I am studying complex analysis and themain thing about complex analysis that disturbs me is the difficulty in visualization.I have studied exponential function and logarithmic function in complex analysis.Now I want to visualize them as maps from $z$-plane to $\omega$-plane.I want to know how these maps act on the complex plane.Can someone help me understand this with suitable diagrams or animations?
What I know about exponential map and logarithmic map is the following:
I know that exponential function defined on $\mathbb C$ is $2\pi i$-periodic and hence is not injective,so inverse does not exist.So,we cannot talk about $\log$ function,but exponential function is injective on each strip $S=(-\infty,\infty)\times (-\pi,\pi)$ which projects onto $\mathbb C-(-\infty,0]$.In fact the map $z\mapsto e^z$ is a covering map from $\mathbb C-\{(2n-1)\pi:n\in \mathbb Z\}$ to $\mathbb C-(-\infty,0]$.So,we can see that on each strip $e^z$ is a homeomorphism,in particular injective,so we can define the logarithmic function $\log:\mathbb C-(-\infty,0]\to S$.
Is this all correct?
Suppose you have some region $D$ in the complex planes, then you can 'mesh' it by putting two family of non parallel curves. In the picture you have shown, we have the curves of constant x and constant y. Once we have this, we can understand the complex function by the mapp of this whole mesh.
This is actually useful because it gives the characteristic property of analytic function: they preserve infinitesimal squares. In more specific words, suppose you make a mesh in which the whole domain is split into tiny squares, then you would find that the square is mapped to another infinitesimal square. For visualizing the mesh, you can check out this stack over flow post which uses python to show maps of the mesh.
On the point of inverses, it is somewhat complicated because there is a lot of aspect such as branch, branch cut, Riemann surfaces. But, the essential philosophy is that the natural inverse for the $e^z$ function is $\ln(z)$ as a multi-function (mf).
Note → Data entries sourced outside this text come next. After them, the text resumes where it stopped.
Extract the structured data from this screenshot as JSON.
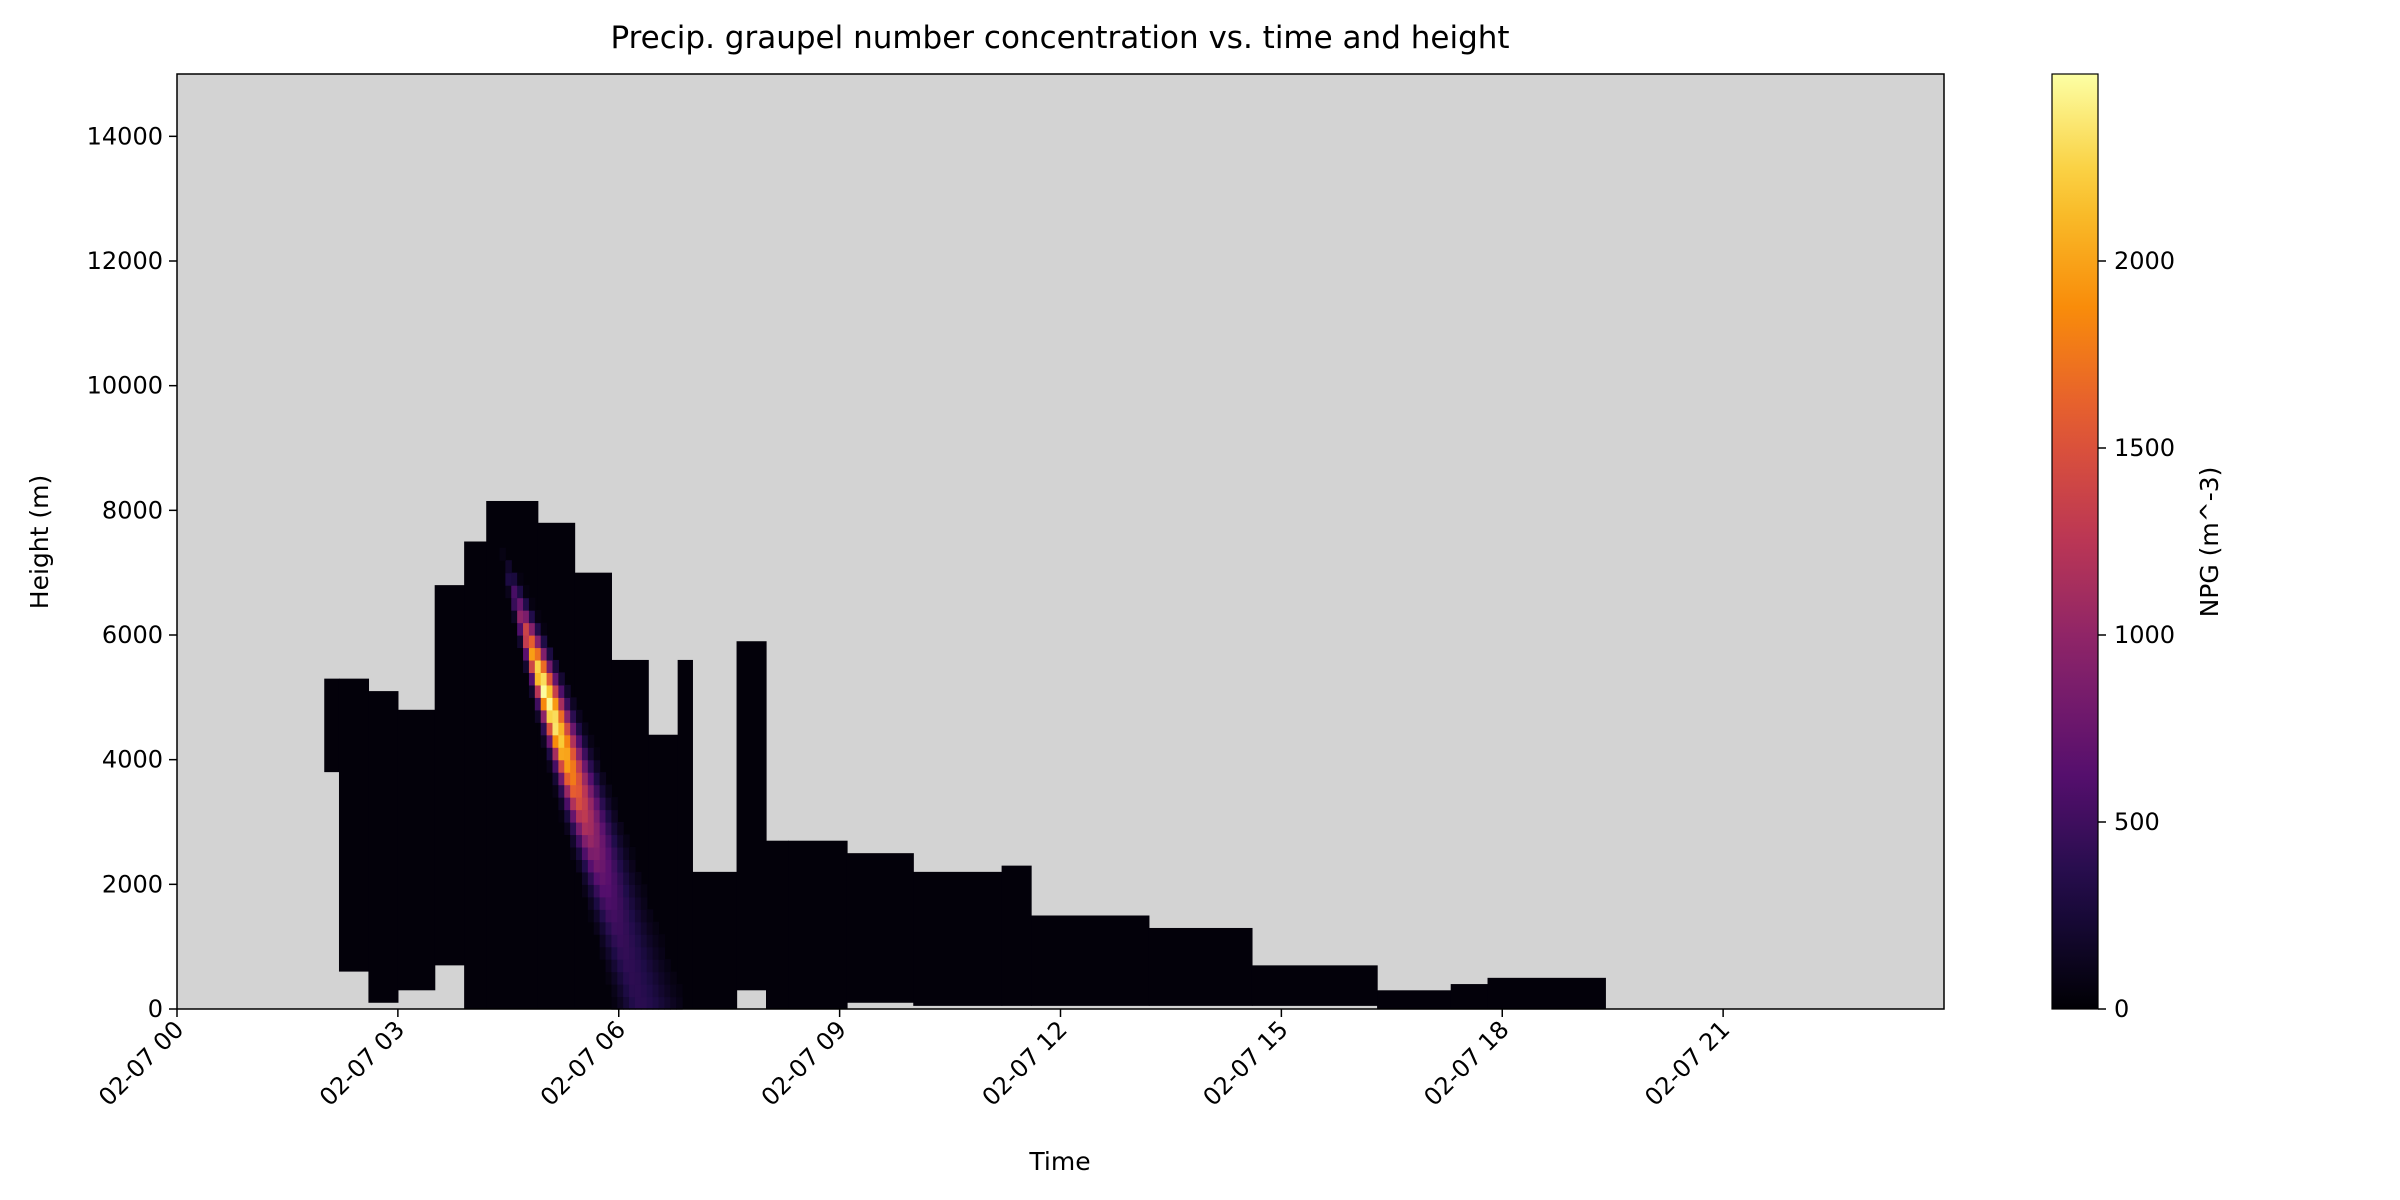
{
  "chart_data": {
    "type": "heatmap",
    "title": "Precip. graupel number concentration vs. time and height",
    "xlabel": "Time",
    "ylabel": "Height (m)",
    "x_range": [
      "02-07 00:00",
      "02-07 24:00"
    ],
    "ylim": [
      0,
      15000
    ],
    "x_ticks": [
      "02-07 00",
      "02-07 03",
      "02-07 06",
      "02-07 09",
      "02-07 12",
      "02-07 15",
      "02-07 18",
      "02-07 21"
    ],
    "x_tick_hours": [
      0,
      3,
      6,
      9,
      12,
      15,
      18,
      21
    ],
    "y_ticks": [
      0,
      2000,
      4000,
      6000,
      8000,
      10000,
      12000,
      14000
    ],
    "missing_color": "#d3d3d3",
    "colorbar": {
      "label": "NPG (m^-3)",
      "colormap": "inferno",
      "range": [
        0,
        2500
      ],
      "ticks": [
        0,
        500,
        1000,
        1500,
        2000
      ]
    },
    "series": [
      {
        "kind": "nonzero_region",
        "value": 30,
        "shapes": [
          {
            "hour": [
              2.0,
              2.2
            ],
            "height": [
              3800,
              5300
            ]
          },
          {
            "hour": [
              2.2,
              2.6
            ],
            "height": [
              600,
              5300
            ]
          },
          {
            "hour": [
              2.6,
              3.0
            ],
            "height": [
              100,
              5100
            ]
          },
          {
            "hour": [
              3.0,
              3.5
            ],
            "height": [
              300,
              4800
            ]
          },
          {
            "hour": [
              3.5,
              3.9
            ],
            "height": [
              700,
              6800
            ]
          },
          {
            "hour": [
              3.9,
              4.2
            ],
            "height": [
              0,
              7500
            ]
          },
          {
            "hour": [
              4.2,
              4.9
            ],
            "height": [
              0,
              8150
            ]
          },
          {
            "hour": [
              4.9,
              5.4
            ],
            "height": [
              0,
              7800
            ]
          },
          {
            "hour": [
              5.4,
              5.9
            ],
            "height": [
              0,
              7000
            ]
          },
          {
            "hour": [
              5.9,
              6.4
            ],
            "height": [
              0,
              5600
            ]
          },
          {
            "hour": [
              6.4,
              6.8
            ],
            "height": [
              0,
              4400
            ]
          },
          {
            "hour": [
              6.8,
              7.0
            ],
            "height": [
              0,
              5600
            ]
          },
          {
            "hour": [
              7.0,
              7.6
            ],
            "height": [
              0,
              2200
            ]
          },
          {
            "hour": [
              7.6,
              8.0
            ],
            "height": [
              300,
              5900
            ]
          },
          {
            "hour": [
              8.0,
              8.3
            ],
            "height": [
              0,
              2700
            ]
          },
          {
            "hour": [
              8.3,
              9.1
            ],
            "height": [
              0,
              2700
            ]
          },
          {
            "hour": [
              9.1,
              10.0
            ],
            "height": [
              100,
              2500
            ]
          },
          {
            "hour": [
              10.0,
              11.2
            ],
            "height": [
              50,
              2200
            ]
          },
          {
            "hour": [
              11.2,
              11.6
            ],
            "height": [
              50,
              2300
            ]
          },
          {
            "hour": [
              11.6,
              13.2
            ],
            "height": [
              50,
              1500
            ]
          },
          {
            "hour": [
              13.2,
              14.6
            ],
            "height": [
              50,
              1300
            ]
          },
          {
            "hour": [
              14.6,
              16.3
            ],
            "height": [
              50,
              700
            ]
          },
          {
            "hour": [
              16.3,
              17.3
            ],
            "height": [
              0,
              300
            ]
          },
          {
            "hour": [
              17.3,
              17.8
            ],
            "height": [
              0,
              400
            ]
          },
          {
            "hour": [
              17.8,
              19.4
            ],
            "height": [
              0,
              500
            ]
          }
        ]
      },
      {
        "kind": "core",
        "peak_value": 2500,
        "peak_hour": 4.75,
        "peak_height": 5100,
        "axis_top": {
          "hour": 4.5,
          "height": 7000
        },
        "axis_bottom": {
          "hour": 6.3,
          "height": 0
        },
        "value_at_peak_height": 2400,
        "value_near_top": 800,
        "value_near_ground": 400
      }
    ]
  }
}
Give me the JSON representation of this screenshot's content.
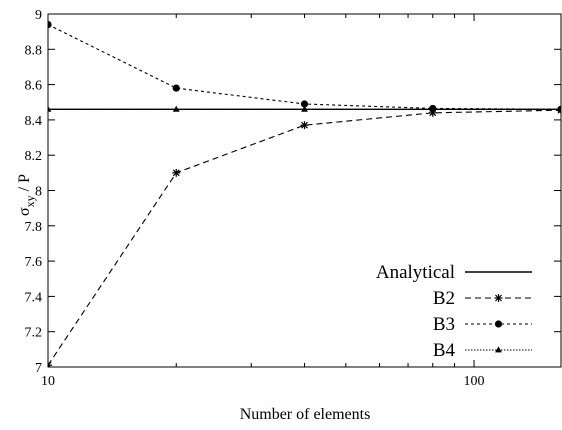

THis is because the evaluate of $e^z$ repeats everytime we add $2\pi i$ to it's input, when we invert the function, we get all those values which differ by $2\pi i $ as for one input.
One may think we can say that at a point we can take one of the branchs eg: take one of the angle which correspond to that point for evaluating $\ln(z)$ but if we are to try consider a loop around the origin then again we would realize that the mf issue persists.
To truly dissect the mf into a single valued function, you need a branch cut. The branch cut involves removes removing points in the domain so that we can't even do the loop thing I said.
Once we put a branch cut, we can consider an argand plane for each branch. After this, we can stich together the different planes as a Riemann surface which finally makes our function single valued from a Riemann manifold to an argand plane.